London Lennie’s in Queens, N.Y., buys oysters from the Northeast Coast and shrimp from Caribbean waters, but Gulf finfish take regular slots on the menu at the 50-year-old restaurant. Les Barnes, president of Lennie’s, said prices have held steady for grouper, snapper and redfish since their fishing grounds have not been contaminated yet by the oil.

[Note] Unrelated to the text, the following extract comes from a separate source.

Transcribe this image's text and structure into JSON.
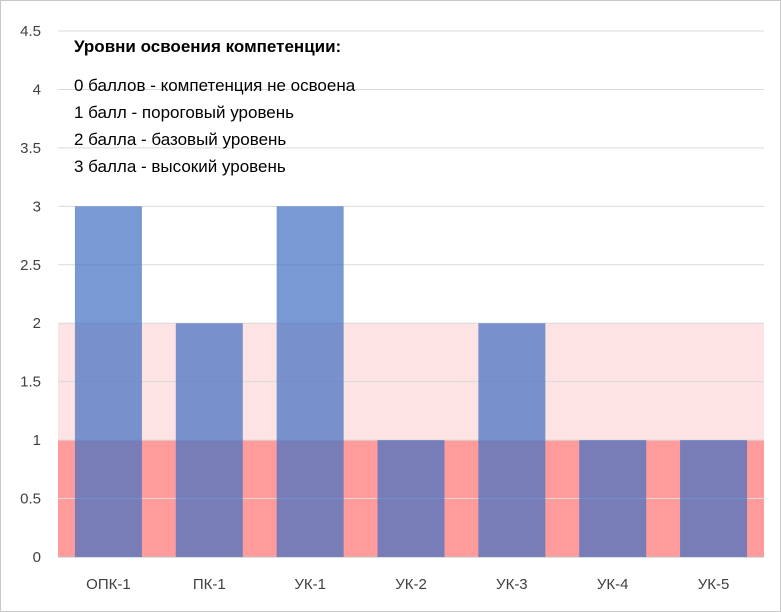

“I have not seen an effect on my pricing yet,” he said. Still, the fish is costly. “I’m paying $6 or $7 on the bone, which means a fillet costs $14 to $16 a pound. But, really, they haven’t been
inexpensive in a long time.”


While this generation of finfish may survive the disaster by fleeing elsewhere, Barnes, like many, is concerned the oil may ruin spawning grounds, compromising future generations and increasing prices. He says he’ll raise prices accordingly, if necessary.


“I’ve learned that if you have a particular portion size, you should keep it the same and raise the price,” he said. “People don’t recognize a dollar or so increase in the menu price at my restaurant because we serve the best fish we can get.”


Barnes recommended restaurateurs be nimble with prices by printing their menus every day to reflect market moves.


“You can absorb some fluctuation in prices if you build that into your menu, but never just take a loss,” he said. “As my mother always reminded me, ‘We are not a not-for-profit
operation.’”


Chris Lusk, executive chef at Café Adelaide in New Orleans, has realized only minimal changes in Gulf seafood prices and supplies since the BP oil rig explosion in April. He also said that based on what he’s heard from his chef peers in the area, news stories about soaring 
prices are overblown.


“It’s not been some huge fluctuation in prices, nothing drastic like the media would make you think,” he said. “Yes, there’s some concern about oysters, but they’ve opened a few beds
up recently … and the safety
inspections overall are even
better than before.”


But Reggio, whose operations are just across town from Café Adelaide, is telling a different story.


“I can get drum [a finfish variety] normally at $5.95 a pound, but now I’m seeing it at $8.95,” he said. “Availability is even a little light. … There is some farm-raised redfish available at $11.95 a pound, but that’s out of my price range right now and will be for quite a while.”